Ну вот вам, чтоб вы дурнями не были, такой расклад. Приходит Васька и говорит Петьке: мол, пошла Машка по воду, а в дороге ведром соседскую корову по башке огрела, ну когда с водой возращалась, сосед ее в сторону отвел и как рявкнет: а вото и не сметь мою корову по башке долбать, а то у ней надой падает! И вот Ванька все это дело про Машку с соседом краем уха слушал и при случае, блин, говорит Гришке: ходила как-то Машка по воду, а ведро у нее худое, на башку себе надела как ливонский рыцарь, тут-то ее сосед в кустах и зажал, тискал ее нещадно, порыкивая, и нагуляла Машка, и титьки у нее что у твоей коровы стали, хоть дои ее без продыху.
Вот так вота, блин, и сказки, значца, рожаются. И вот с таких вота сказок вам моя первая сказка, про Никиту Кузьмича и про внученьку его Настасью.

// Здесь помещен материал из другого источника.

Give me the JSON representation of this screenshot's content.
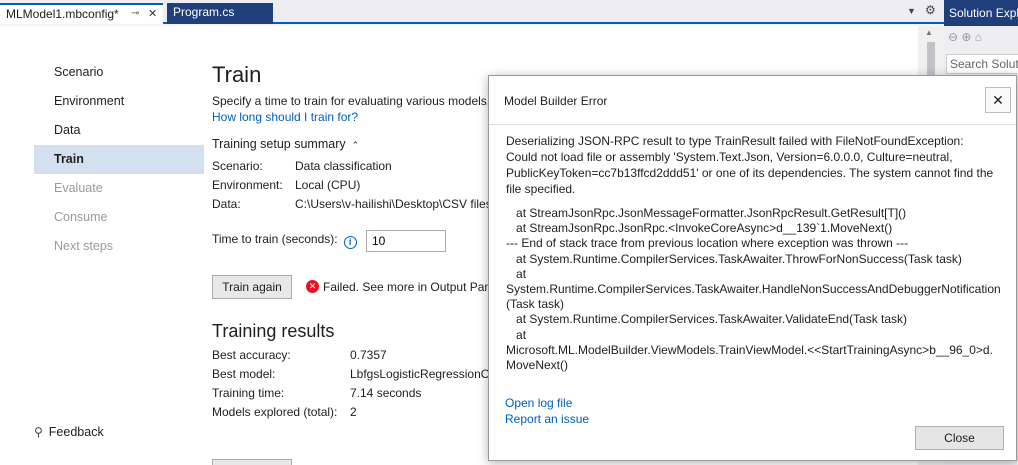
{
  "tabs": {
    "active_label": "MLModel1.mbconfig*",
    "pin_glyph": "⊸",
    "close_glyph": "✕",
    "inactive_label": "Program.cs",
    "menu_glyph": "▼",
    "gear_glyph": "⚙"
  },
  "solution_explorer": {
    "title": "Solution Explorer",
    "toolbar": "⊖ ⊕ ⌂",
    "search_placeholder": "Search Solution Explorer"
  },
  "nav": {
    "items": [
      {
        "label": "Scenario",
        "state": "normal"
      },
      {
        "label": "Environment",
        "state": "normal"
      },
      {
        "label": "Data",
        "state": "normal"
      },
      {
        "label": "Train",
        "state": "active"
      },
      {
        "label": "Evaluate",
        "state": "disabled"
      },
      {
        "label": "Consume",
        "state": "disabled"
      },
      {
        "label": "Next steps",
        "state": "disabled"
      }
    ],
    "feedback_label": "Feedback",
    "feedback_icon": "⚲"
  },
  "train": {
    "title": "Train",
    "description": "Specify a time to train for evaluating various models. Lo",
    "link": "How long should I train for?",
    "setup_summary_label": "Training setup summary",
    "setup_chevron": "⌃",
    "scenario_label": "Scenario:",
    "scenario_value": "Data classification",
    "environment_label": "Environment:",
    "environment_value": "Local (CPU)",
    "data_label": "Data:",
    "data_value": "C:\\Users\\v-hailishi\\Desktop\\CSV files",
    "time_label": "Time to train (seconds):",
    "info_glyph": "i",
    "time_value": "10",
    "train_again_button": "Train again",
    "error_glyph": "✕",
    "error_text": "Failed. See more in Output Pane"
  },
  "results": {
    "title": "Training results",
    "best_accuracy_label": "Best accuracy:",
    "best_accuracy_value": "0.7357",
    "best_model_label": "Best model:",
    "best_model_value": "LbfgsLogisticRegressionOv",
    "training_time_label": "Training time:",
    "training_time_value": "7.14 seconds",
    "models_explored_label": "Models explored (total):",
    "models_explored_value": "2"
  },
  "dialog": {
    "title": "Model Builder Error",
    "close_glyph": "✕",
    "message": "Deserializing JSON-RPC result to type TrainResult failed with FileNotFoundException: Could not load file or assembly 'System.Text.Json, Version=6.0.0.0, Culture=neutral, PublicKeyToken=cc7b13ffcd2ddd51' or one of its dependencies. The system cannot find the file specified.",
    "stack_trace": "   at StreamJsonRpc.JsonMessageFormatter.JsonRpcResult.GetResult[T]()\n   at StreamJsonRpc.JsonRpc.<InvokeCoreAsync>d__139`1.MoveNext()\n--- End of stack trace from previous location where exception was thrown ---\n   at System.Runtime.CompilerServices.TaskAwaiter.ThrowForNonSuccess(Task task)\n   at\nSystem.Runtime.CompilerServices.TaskAwaiter.HandleNonSuccessAndDebuggerNotification(Task task)\n   at System.Runtime.CompilerServices.TaskAwaiter.ValidateEnd(Task task)\n   at\nMicrosoft.ML.ModelBuilder.ViewModels.TrainViewModel.<<StartTrainingAsync>b__96_0>d.MoveNext()",
    "open_log_link": "Open log file",
    "report_issue_link": "Report an issue",
    "close_button": "Close"
  }
}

Жил, блин, кузнец деревенский Никита Кузьмич, вдовец. Жену у него половодьем смыло, когда она, дуреха, пошла по весне в самый ледоход белье полоскать. Осталась у вдовца дочкам гулящая, и вот как-то приходит она и приносит в подоле понятно чего. Сама шасть за забор, чтоб по хребту ее горюющий о жене папашка оглоблей не двинул, и никто ее с той поры уже не видел. Внучку Никита, как грозился было на всю деревню, не придушил, за ногу ее не схватил и башкой об угол не хряснул. Потому как екнуло сердце у мужика: хоть и жидко разбавлена, а всеж кровиночка его, да и в чем дитё-то виновато, а? И стал ее ростить (или растить) как законную свою внучку, а вот раз дело выло, что мужики на покосе ухмыльнулись, мол, знаем, што (или шта) ублюдочку ростишь, а Никита угрюмо так глянул. Мужикам аж похолодело внутрях, и не зря: Никитушка цепак молотильный с телеги своей снял и отмудохал мужиков так, что над ними бабы ихние до крещенских морозов охали, а сами они даже охнуть не могли. Лют и могуч Никита Кузьмич был, вот так-то.

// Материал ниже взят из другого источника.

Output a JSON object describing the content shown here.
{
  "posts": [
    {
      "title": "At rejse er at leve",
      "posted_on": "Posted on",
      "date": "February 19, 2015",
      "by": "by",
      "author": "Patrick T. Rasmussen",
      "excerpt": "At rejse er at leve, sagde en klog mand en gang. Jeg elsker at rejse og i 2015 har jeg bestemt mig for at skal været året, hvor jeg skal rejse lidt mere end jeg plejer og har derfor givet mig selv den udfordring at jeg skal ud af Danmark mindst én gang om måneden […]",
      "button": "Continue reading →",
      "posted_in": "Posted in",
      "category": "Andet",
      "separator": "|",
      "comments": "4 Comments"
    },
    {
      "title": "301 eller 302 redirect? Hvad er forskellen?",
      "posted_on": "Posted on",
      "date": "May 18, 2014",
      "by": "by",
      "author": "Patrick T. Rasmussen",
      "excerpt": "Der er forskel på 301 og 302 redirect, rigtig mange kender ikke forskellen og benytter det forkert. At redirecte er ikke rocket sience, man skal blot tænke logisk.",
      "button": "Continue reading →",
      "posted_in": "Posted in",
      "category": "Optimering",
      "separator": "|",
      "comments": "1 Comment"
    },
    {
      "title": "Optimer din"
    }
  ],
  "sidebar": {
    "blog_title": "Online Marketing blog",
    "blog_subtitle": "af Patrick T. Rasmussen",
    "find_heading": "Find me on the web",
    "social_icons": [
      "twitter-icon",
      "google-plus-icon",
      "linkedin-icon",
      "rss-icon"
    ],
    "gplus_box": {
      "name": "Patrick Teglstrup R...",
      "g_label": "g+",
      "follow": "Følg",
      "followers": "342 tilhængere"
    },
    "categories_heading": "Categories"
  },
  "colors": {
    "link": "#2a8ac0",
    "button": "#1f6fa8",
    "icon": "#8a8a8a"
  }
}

Потому Настасья, внучка евоная, по деревне без боязни ходила, что под юбку кто щупать полезет да за титьки мять. Гордо сначала так ходила, а потом заголосила дома, запричитала: бабье-то нутро свое берет, ласок там хочется да того–етово. Посмотрел на нее Никита, кулаком по столу хрясь: мужа тебе надо, девка. Пойду тебе с мужем дом построю.

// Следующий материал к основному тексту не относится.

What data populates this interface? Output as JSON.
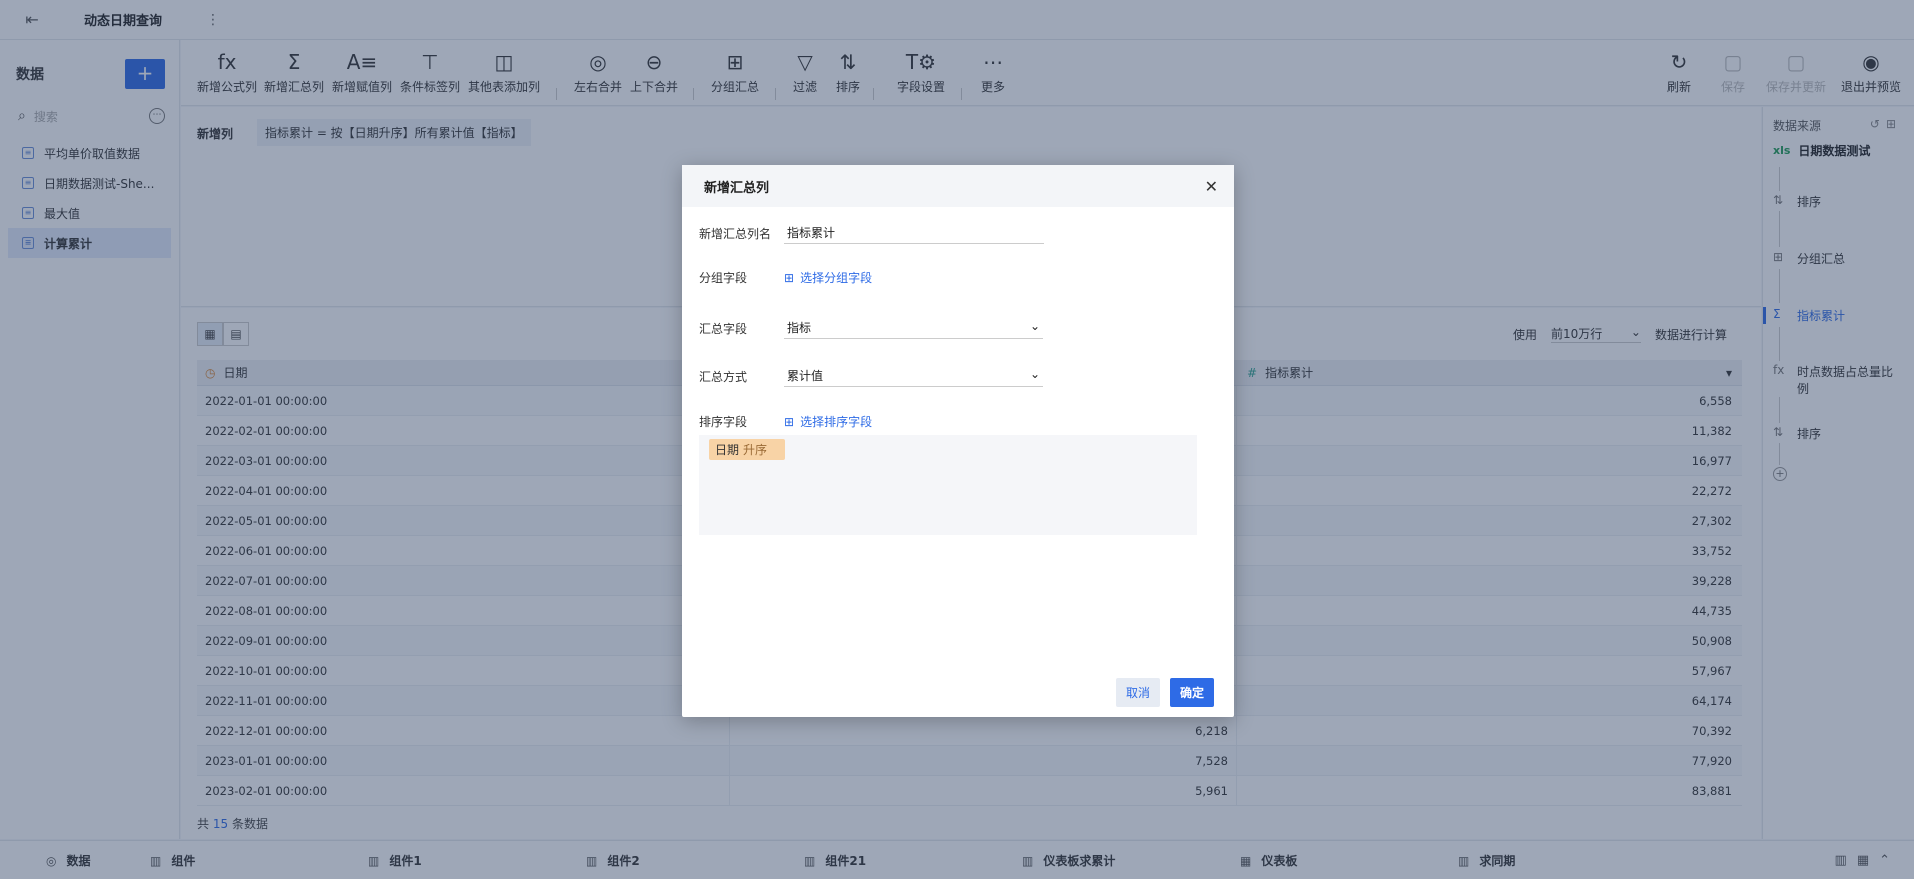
{
  "topbar": {
    "back_icon": "exit-icon",
    "title": "动态日期查询",
    "more": "⋮"
  },
  "left": {
    "title": "数据",
    "add": "+",
    "search_placeholder": "搜索",
    "items": [
      {
        "label": "平均单价取值数据",
        "active": false
      },
      {
        "label": "日期数据测试-She...",
        "active": false
      },
      {
        "label": "最大值",
        "active": false
      },
      {
        "label": "计算累计",
        "active": true
      }
    ]
  },
  "toolbar": {
    "items": [
      {
        "label": "新增公式列",
        "icon": "fx"
      },
      {
        "label": "新增汇总列",
        "icon": "Σ"
      },
      {
        "label": "新增赋值列",
        "icon": "A≡"
      },
      {
        "label": "条件标签列",
        "icon": "⊤"
      },
      {
        "label": "其他表添加列",
        "icon": "◫"
      },
      {
        "label": "左右合并",
        "icon": "◎"
      },
      {
        "label": "上下合并",
        "icon": "⊖"
      },
      {
        "label": "分组汇总",
        "icon": "⊞"
      },
      {
        "label": "过滤",
        "icon": "▽"
      },
      {
        "label": "排序",
        "icon": "⇅"
      },
      {
        "label": "字段设置",
        "icon": "T⚙"
      },
      {
        "label": "更多",
        "icon": "⋯"
      }
    ],
    "right": [
      {
        "label": "刷新",
        "icon": "↻",
        "disabled": false
      },
      {
        "label": "保存",
        "icon": "▢",
        "disabled": true
      },
      {
        "label": "保存并更新",
        "icon": "▢",
        "disabled": true
      },
      {
        "label": "退出并预览",
        "icon": "◉",
        "disabled": false
      }
    ]
  },
  "formula": {
    "label": "新增列",
    "expression": "指标累计 = 按【日期升序】所有累计值【指标】"
  },
  "right_panel": {
    "title": "数据来源",
    "source_badge": "xls",
    "source_name": "日期数据测试",
    "steps": [
      {
        "icon": "⇅",
        "label": "排序",
        "active": false
      },
      {
        "icon": "⊞",
        "label": "分组汇总",
        "active": false
      },
      {
        "icon": "Σ",
        "label": "指标累计",
        "active": true
      },
      {
        "icon": "fx",
        "label": "时点数据占总量比例",
        "active": false
      },
      {
        "icon": "⇅",
        "label": "排序",
        "active": false
      }
    ]
  },
  "table": {
    "use_label": "使用",
    "use_value": "前10万行",
    "use_suffix": "数据进行计算",
    "headers": [
      "日期",
      "",
      "指标累计"
    ],
    "rows": [
      [
        "2022-01-01 00:00:00",
        "",
        "6,558"
      ],
      [
        "2022-02-01 00:00:00",
        "",
        "11,382"
      ],
      [
        "2022-03-01 00:00:00",
        "",
        "16,977"
      ],
      [
        "2022-04-01 00:00:00",
        "",
        "22,272"
      ],
      [
        "2022-05-01 00:00:00",
        "",
        "27,302"
      ],
      [
        "2022-06-01 00:00:00",
        "",
        "33,752"
      ],
      [
        "2022-07-01 00:00:00",
        "",
        "39,228"
      ],
      [
        "2022-08-01 00:00:00",
        "",
        "44,735"
      ],
      [
        "2022-09-01 00:00:00",
        "",
        "50,908"
      ],
      [
        "2022-10-01 00:00:00",
        "",
        "57,967"
      ],
      [
        "2022-11-01 00:00:00",
        "",
        "64,174"
      ],
      [
        "2022-12-01 00:00:00",
        "6,218",
        "70,392"
      ],
      [
        "2023-01-01 00:00:00",
        "7,528",
        "77,920"
      ],
      [
        "2023-02-01 00:00:00",
        "5,961",
        "83,881"
      ]
    ],
    "footer_prefix": "共",
    "footer_count": "15",
    "footer_suffix": "条数据"
  },
  "bottom_tabs": [
    "数据",
    "组件",
    "组件1",
    "组件2",
    "组件21",
    "仪表板求累计",
    "仪表板",
    "求同期"
  ],
  "dialog": {
    "title": "新增汇总列",
    "name_label": "新增汇总列名",
    "name_value": "指标累计",
    "group_label": "分组字段",
    "group_link": "选择分组字段",
    "sum_field_label": "汇总字段",
    "sum_field_value": "指标",
    "sum_method_label": "汇总方式",
    "sum_method_value": "累计值",
    "sort_label": "排序字段",
    "sort_link": "选择排序字段",
    "sort_chip_field": "日期",
    "sort_chip_order": "升序",
    "cancel": "取消",
    "ok": "确定"
  },
  "colors": {
    "accent": "#2e6be6",
    "chip": "#f8d3a6"
  }
}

Три года Никита дом для Настасьи строил, а та голосила ночами да по деревне духом бесплотным ходила, в глаза парням заглядывала: кто мой суженый? Парни-то глаза отводят, деда ее лютого боятся, а Настя домой придет и ревьмя ревет, что твоя корова. Никита слушает, как внучка-то убивается, и уже не по бревнышку, а по три в охапку берет и топором знай машет, хоромы строит.
И вот в первое лето, как дом строил, приходит Никита к людям на покос и как гаркнет: а кто внучку мою женой возьмет, я вот уже и дом строить начал? Все стоят тихие, друг за дружку прячутся, к бабам жмутся, за телегами прячутся. Никитушка насупился, к цепаку потянулся: али внучкой моей брезгаете?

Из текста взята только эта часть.